A Menomonee Falls man reported that between midnight and 1 a.m. someone smashed a window in his car while it was in the main parking lot at Mo’s Irish Pub, 10842 Blue Mound Rd., and stole his computer bag containing his laptop and accessories including a firewall device.

Friday

At 11:30 a.m., the manager of , 6810 W. State St., reported that overnight someone tried to break into the shop. She had entered the front door at 9 a.m. to open for the day and did not notice until she went out the back door at 11:30 to run an errand that the outside door handle had been pried off. Someone had also written “Supercuts” on the door in permanent marker, which had never been there before.

A resident of the 8600 block of West Wright Street reported that some time on Tuesday someone had entered his unlocked garage and stolen his daughter’s bicycle.

Thursday

At 4:44 p.m., two Milwaukee women, one 23 and one 27, were arrested for retail theft at , 6700 W. State St., after they were caught trying to leave the store with five bottles of liquor concealed in their purses. They had been noticed when they entered carrying large, empty handbags and went straight to the liquor department. The looked around furtively, then one picked out two bottles, the other three, and they put them in their purses. Then they went to another aisle and picked up a bottle of soda and one of juice, which they paid for. They were stopped outside the store and detained until police arrived to arrest them.
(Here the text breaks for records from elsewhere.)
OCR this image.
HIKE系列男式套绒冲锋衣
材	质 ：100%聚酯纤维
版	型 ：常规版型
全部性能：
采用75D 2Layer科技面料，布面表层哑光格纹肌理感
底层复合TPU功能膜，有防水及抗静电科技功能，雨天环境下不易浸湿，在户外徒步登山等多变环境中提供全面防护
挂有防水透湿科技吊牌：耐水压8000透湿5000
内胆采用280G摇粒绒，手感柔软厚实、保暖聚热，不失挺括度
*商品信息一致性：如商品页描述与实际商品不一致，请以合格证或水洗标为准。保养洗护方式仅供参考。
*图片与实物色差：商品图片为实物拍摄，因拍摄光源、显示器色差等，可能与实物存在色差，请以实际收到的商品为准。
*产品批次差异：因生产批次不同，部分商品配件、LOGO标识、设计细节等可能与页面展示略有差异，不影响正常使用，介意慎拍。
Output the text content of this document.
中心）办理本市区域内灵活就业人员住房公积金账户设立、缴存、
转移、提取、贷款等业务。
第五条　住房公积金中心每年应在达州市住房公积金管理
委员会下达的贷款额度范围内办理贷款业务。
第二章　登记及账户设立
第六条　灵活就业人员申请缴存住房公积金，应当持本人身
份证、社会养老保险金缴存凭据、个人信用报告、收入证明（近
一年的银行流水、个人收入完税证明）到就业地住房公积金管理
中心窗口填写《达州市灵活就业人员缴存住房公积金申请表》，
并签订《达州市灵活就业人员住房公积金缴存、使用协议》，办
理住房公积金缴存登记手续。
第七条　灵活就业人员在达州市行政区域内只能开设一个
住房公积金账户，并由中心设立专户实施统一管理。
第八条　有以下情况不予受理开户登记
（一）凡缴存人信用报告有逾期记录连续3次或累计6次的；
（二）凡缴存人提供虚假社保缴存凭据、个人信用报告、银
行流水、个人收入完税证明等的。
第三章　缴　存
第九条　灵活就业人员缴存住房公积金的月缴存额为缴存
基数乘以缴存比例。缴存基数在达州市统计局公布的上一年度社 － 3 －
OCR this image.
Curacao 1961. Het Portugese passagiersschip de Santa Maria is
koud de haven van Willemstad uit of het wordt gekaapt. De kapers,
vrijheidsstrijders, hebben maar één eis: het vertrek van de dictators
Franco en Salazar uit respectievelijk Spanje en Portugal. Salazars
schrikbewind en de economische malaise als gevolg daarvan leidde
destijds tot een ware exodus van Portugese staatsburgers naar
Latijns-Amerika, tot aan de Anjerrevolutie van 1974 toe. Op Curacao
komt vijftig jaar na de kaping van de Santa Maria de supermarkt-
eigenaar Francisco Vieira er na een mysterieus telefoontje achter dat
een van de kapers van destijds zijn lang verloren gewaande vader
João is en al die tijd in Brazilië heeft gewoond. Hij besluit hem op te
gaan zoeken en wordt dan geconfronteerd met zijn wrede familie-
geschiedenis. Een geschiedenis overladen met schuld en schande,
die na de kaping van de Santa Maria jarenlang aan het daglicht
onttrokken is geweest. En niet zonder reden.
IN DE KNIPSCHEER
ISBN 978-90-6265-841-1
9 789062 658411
Drug warrant yields little; pitbull is casualty

Wauwatosa police surrounded a home in the 10700 block of West Keefe Avenue at 6 p.m. Thursday and executed a search warrant for narcotics.

Four people were arrested, but only one rated a felony charge for “second subsequent possession of marijuana,” one misdemeanor charge, and the others were only ticketed for possession of small amounts of pot.

The Police Department deployed a Special Response Team, and a detective knocked on the door and announced, “Police, search warrant,” several times. In about 15 seconds, a woman opened the door with three dogs at her side, two of them smaller breeds and one a standard pitbull.

As officers entered and began to search the home, an officer heading up the stairs said the pitbull came at him threateningly, and when he decided it was not going to stop, he fired his shotgun from about 3 to 4 feet.

The wounded dog retreated to a bedroom, where officers, determining that no one was hiding inside, shut the door and waited for animal control officers to come and dispatch it.

Besides small amounts of marijuana – less than an ounce, all told – officers found a Hi Point .40-cal. pistol in the house, but the owner had a permit for it.

There were, however, signs that there was more drug activity going on in the house. Officers also found a large digital scale covered with marijuana residue, and a safe containing two large freezer bags – empty except for more drug residue.

According to Police Capt. Jeff Sutter, police policy is almost always to send a Special Response Team on a drug warrant.

“We want to err on the side of caution,” he said. “Based on the history of the house and the people in it, we thought it prudent.”